Things are slow to start in European trading today but the important detail is that markets actually shrugged off the 7% US inflation print yesterday, keeping with the more positive mood from earlier this week.

So even with a bit of a breather or a light pullback, that is still the prevailing sentiment this week.

Equities are more tepid for now but I reckon if we are to see bids flow through, it will come thick and fast. As for outside risks, China and omicron developments globally are still things to be wary about.

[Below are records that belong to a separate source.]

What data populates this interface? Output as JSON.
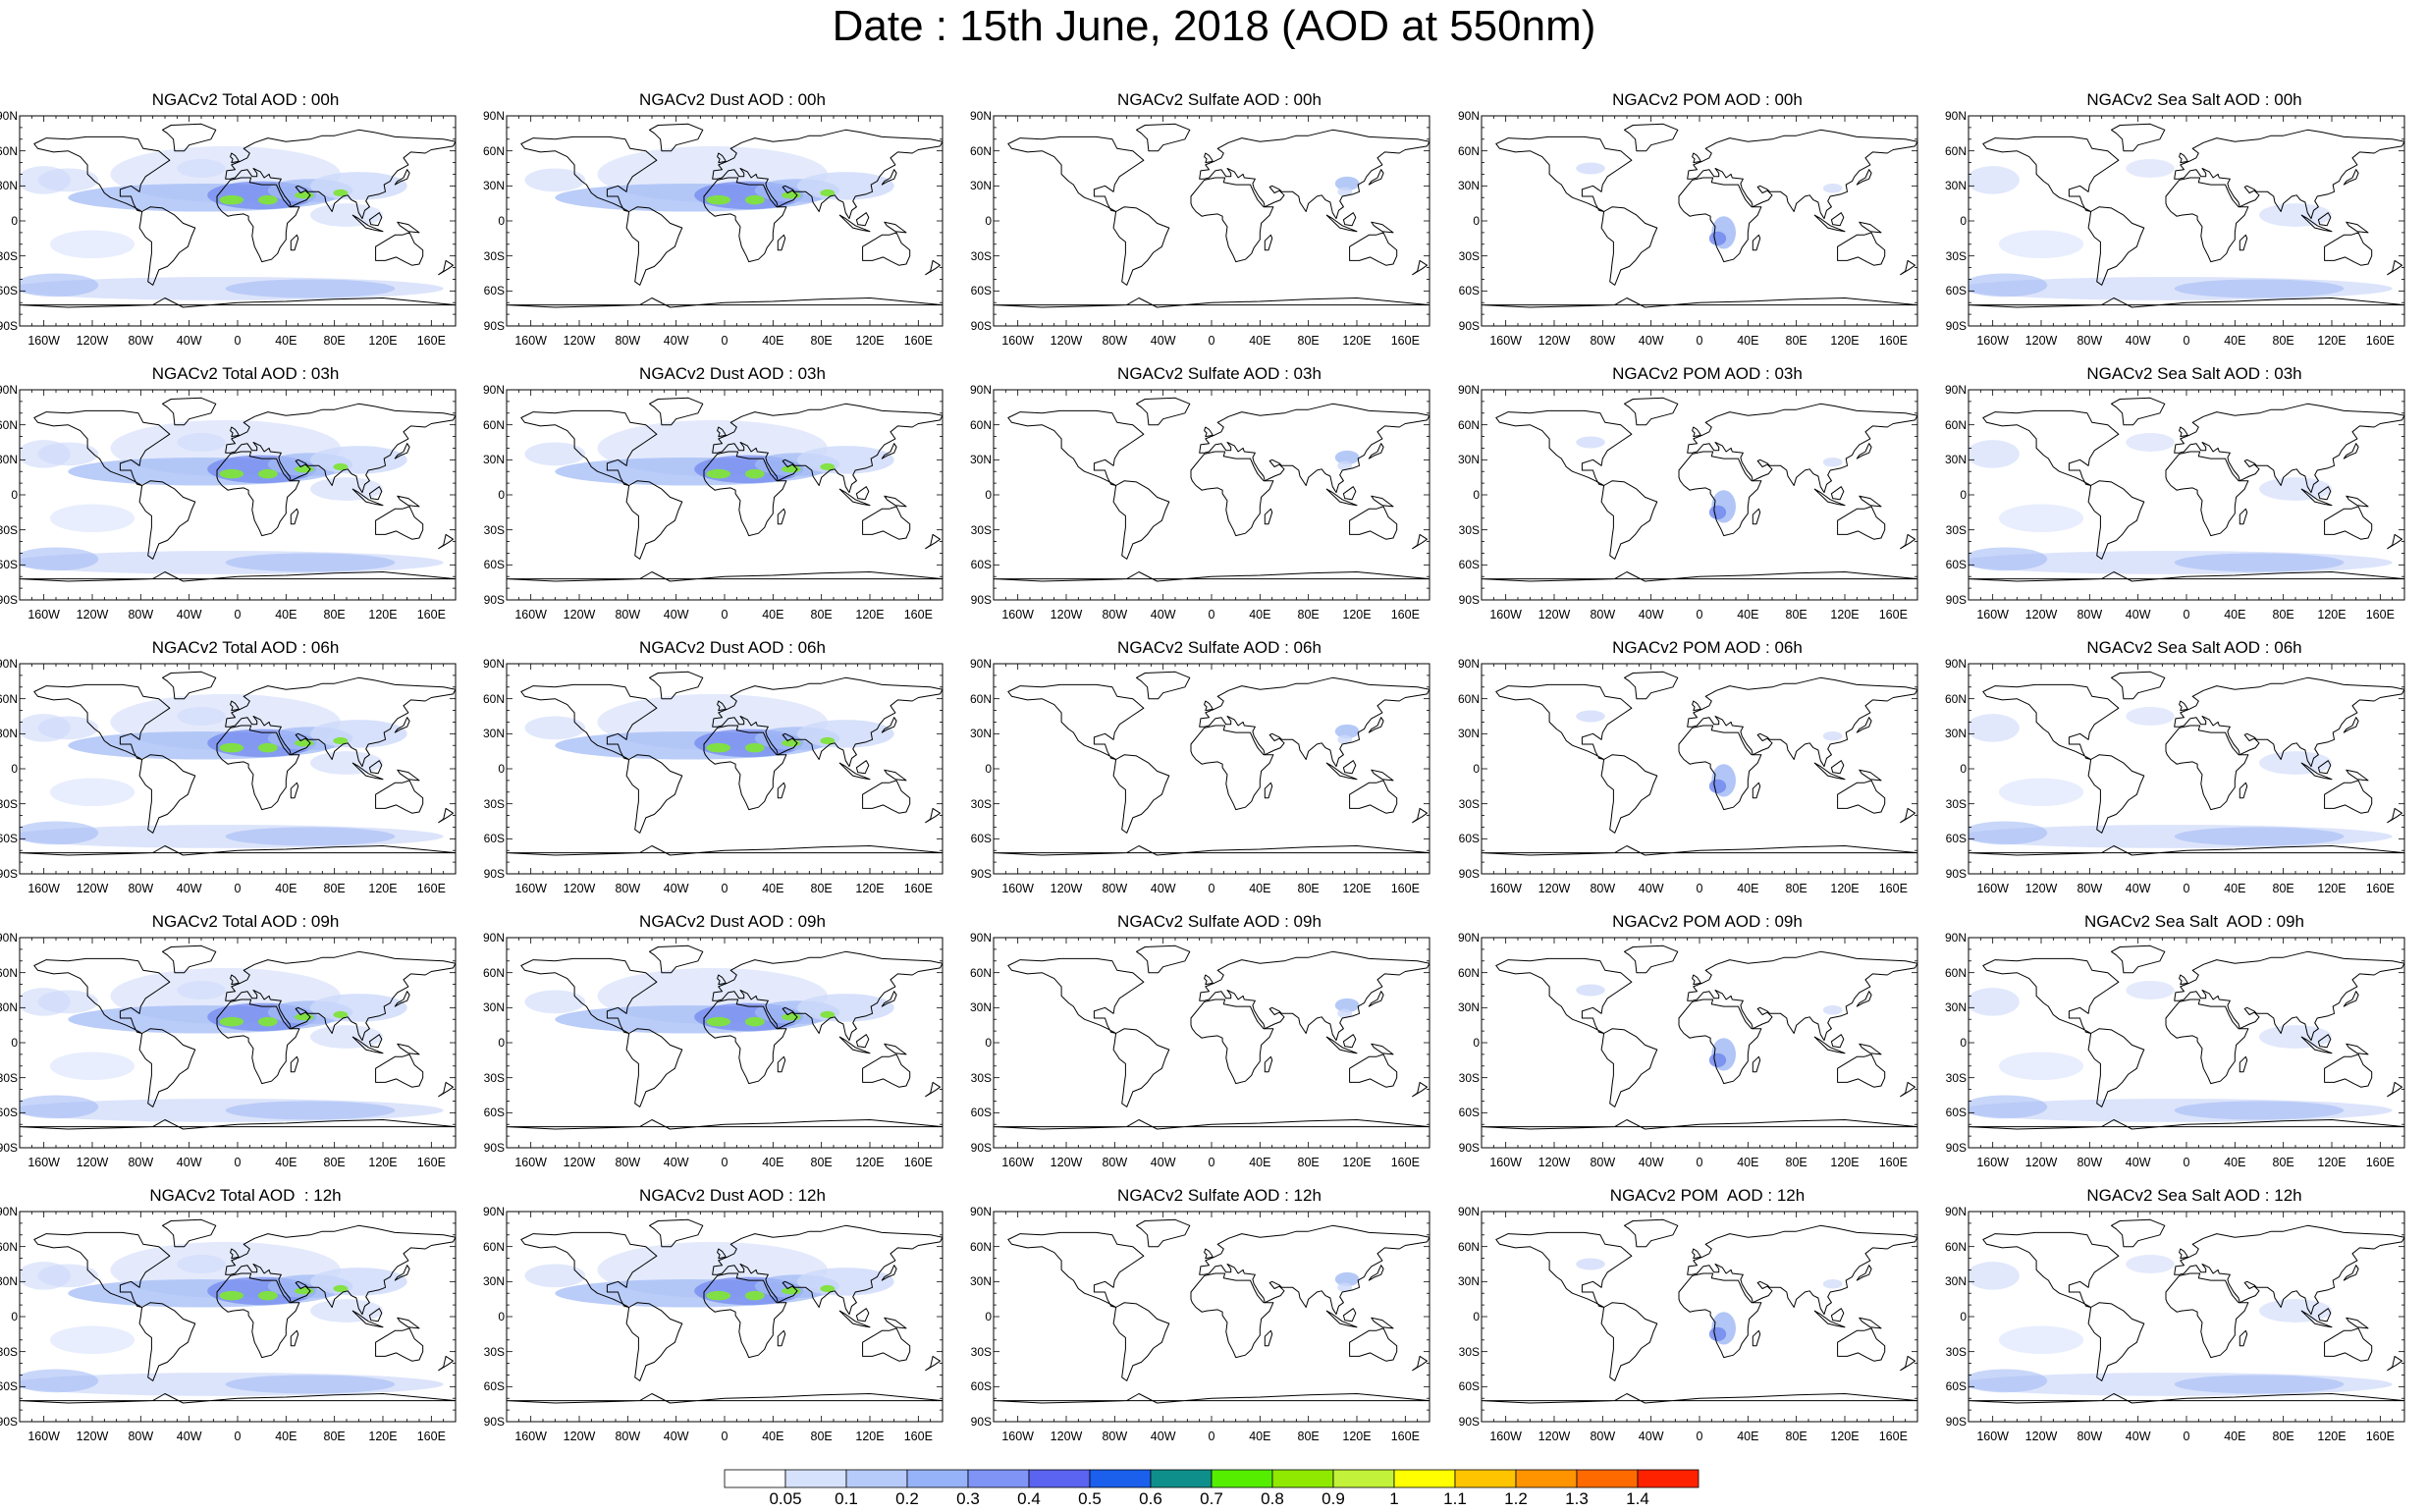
{
  "title": "Date : 15th June, 2018 (AOD at 550nm)",
  "map_axes": {
    "lat_ticks": [
      "90N",
      "60N",
      "30N",
      "0",
      "30S",
      "60S",
      "90S"
    ],
    "lon_ticks": [
      "160W",
      "120W",
      "80W",
      "40W",
      "0",
      "40E",
      "80E",
      "120E",
      "160E"
    ],
    "lon_tick_values": [
      -160,
      -120,
      -80,
      -40,
      0,
      40,
      80,
      120,
      160
    ]
  },
  "panel_titles": [
    [
      "NGACv2 Total AOD : 00h",
      "NGACv2 Dust AOD : 00h",
      "NGACv2 Sulfate AOD : 00h",
      "NGACv2 POM AOD : 00h",
      "NGACv2 Sea Salt AOD : 00h"
    ],
    [
      "NGACv2 Total AOD : 03h",
      "NGACv2 Dust AOD : 03h",
      "NGACv2 Sulfate AOD : 03h",
      "NGACv2 POM AOD : 03h",
      "NGACv2 Sea Salt AOD : 03h"
    ],
    [
      "NGACv2 Total AOD : 06h",
      "NGACv2 Dust AOD : 06h",
      "NGACv2 Sulfate AOD : 06h",
      "NGACv2 POM AOD : 06h",
      "NGACv2 Sea Salt AOD : 06h"
    ],
    [
      "NGACv2 Total AOD : 09h",
      "NGACv2 Dust AOD : 09h",
      "NGACv2 Sulfate AOD : 09h",
      "NGACv2 POM AOD : 09h",
      "NGACv2 Sea Salt  AOD : 09h"
    ],
    [
      "NGACv2 Total AOD  : 12h",
      "NGACv2 Dust AOD : 12h",
      "NGACv2 Sulfate AOD : 12h",
      "NGACv2 POM  AOD : 12h",
      "NGACv2 Sea Salt AOD : 12h"
    ]
  ],
  "colorbar": {
    "labels": [
      "0.05",
      "0.1",
      "0.2",
      "0.3",
      "0.4",
      "0.5",
      "0.6",
      "0.7",
      "0.8",
      "0.9",
      "1",
      "1.1",
      "1.2",
      "1.3",
      "1.4"
    ],
    "colors": [
      "#ffffff",
      "#d6e2fc",
      "#b7cbfa",
      "#96b2f8",
      "#8094f6",
      "#5b63f1",
      "#1a60ec",
      "#0f8f8c",
      "#55ee00",
      "#8fe900",
      "#c2f23a",
      "#ffff00",
      "#ffc400",
      "#ff9400",
      "#ff6a00",
      "#ff2200"
    ]
  },
  "colors": {
    "light_aod": "#cdd9fa",
    "medium_aod": "#a3bbf5",
    "high_aod": "#6f86ee",
    "dust_hotspot": "#7fe33a",
    "coastline": "#000000"
  }
}
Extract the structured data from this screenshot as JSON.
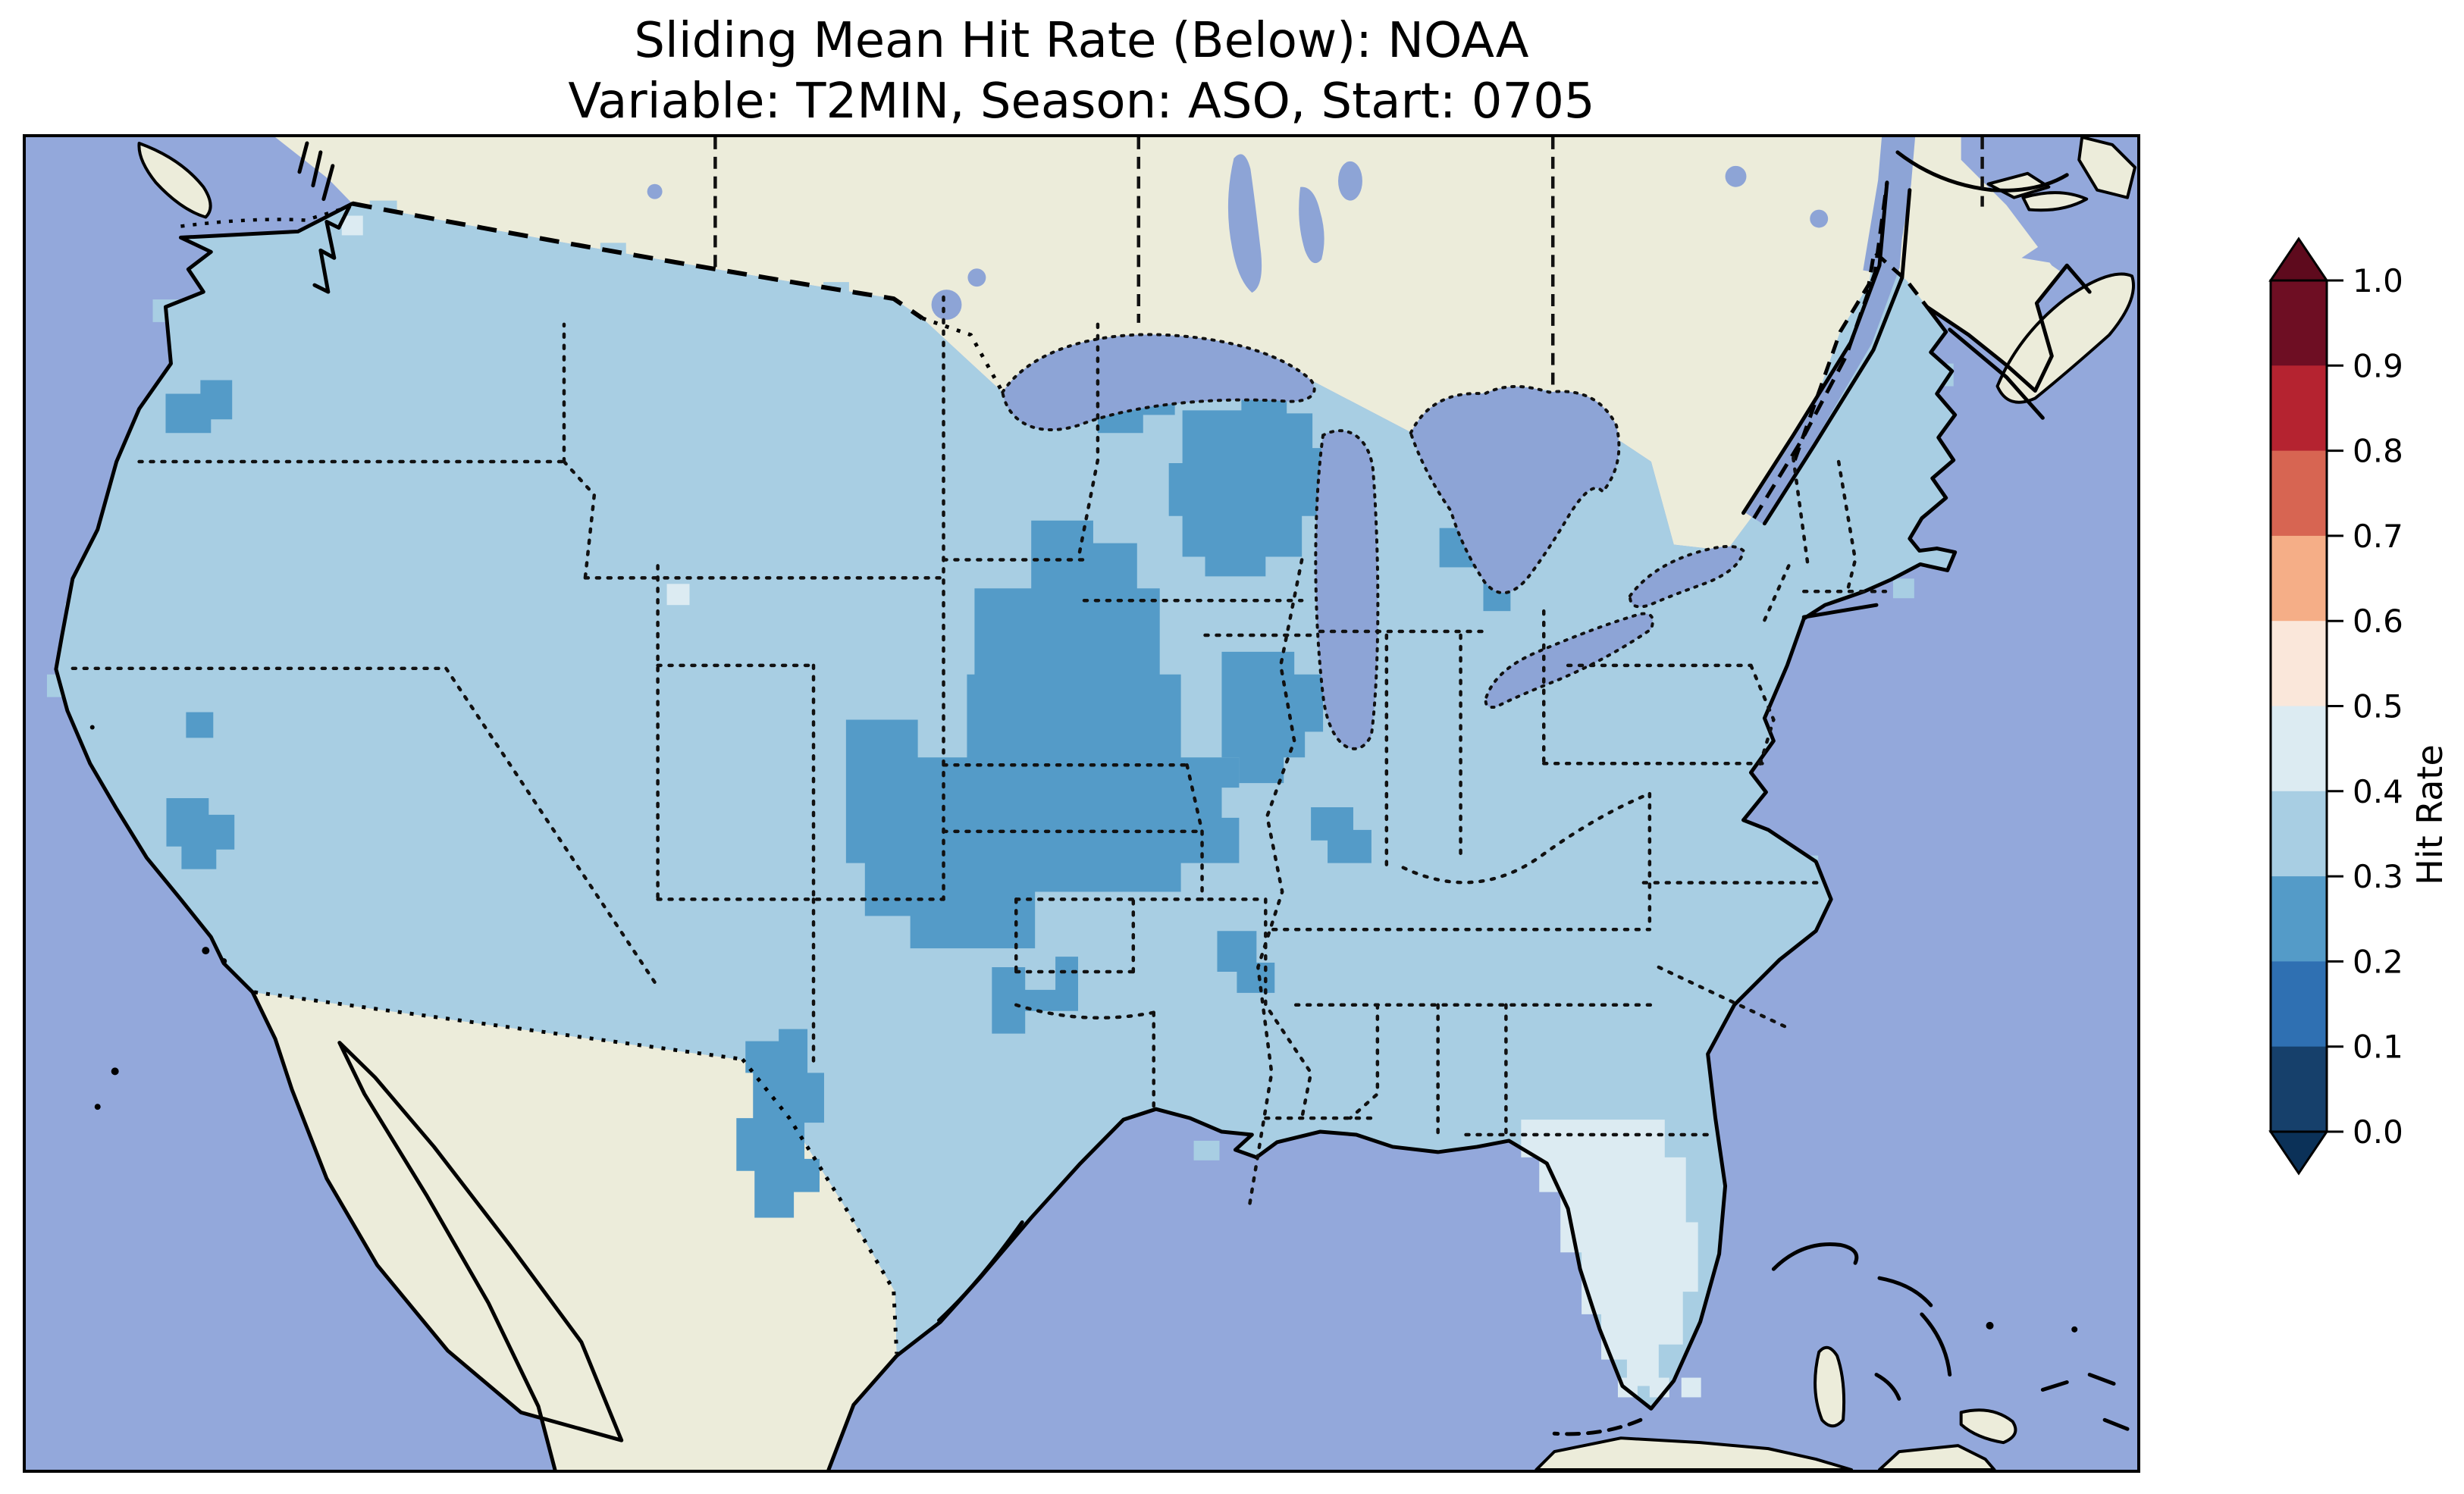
{
  "title": {
    "line1": "Sliding Mean Hit Rate (Below): NOAA",
    "line2": "Variable: T2MIN, Season: ASO, Start: 0705"
  },
  "colorbar": {
    "label": "Hit Rate",
    "ticks_top_down": [
      "1.0",
      "0.9",
      "0.8",
      "0.7",
      "0.6",
      "0.5",
      "0.4",
      "0.3",
      "0.2",
      "0.1",
      "0.0"
    ],
    "segments_top_down": [
      "#6e0e23",
      "#b52330",
      "#d76552",
      "#f5ae87",
      "#fae7da",
      "#dcebf2",
      "#a8cee3",
      "#549bc8",
      "#2f70b2",
      "#16406b"
    ],
    "over_arrow_color": "#5e0a1d",
    "under_arrow_color": "#0b3158"
  },
  "map": {
    "ocean_color": "#93a8db",
    "lake_color": "#8da4d6",
    "no_data_land_color": "#ececda",
    "coastline_color": "#000000",
    "bin_colors": {
      "rate_30_40": "#a8cee3",
      "rate_20_30": "#549bc8",
      "rate_40_50": "#dcebf2"
    }
  }
}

The dollar slump yesterday has opened up some interesting technical levels at least:

  1. EUR/USD finally broke free from its range since mid-November. Price has pushed past 1.1400 and may be looking towards 1.1500 next as the potential target.
  2. USD/JPY dropped as Treasury yields also look a little stretched, with the drop now testing the 50.0 retracement level of the swing higher from December to January @ 114.44.
  3. GBP/USD is continuing to push higher after a break of its 100-day moving average and 1.3600, now nearing its 200-day moving average @ 1.3733. That will be a key resistance point to watch.
  4. USD/CAD is also dragged down to 1.2500 and testing its own 200-day moving average @ 1.2498, with higher oil prices also providing a tailwind for the loonie to contest the key support level.

Meanwhile, oil itself is also continuing to stay more perky in looking for a push back towards $85 next. There might be some room to pause around there after what looks to likely be four consecutive weeks of gains so bear that in mind despite the improving fundamental picture since the omicron news at the end of November.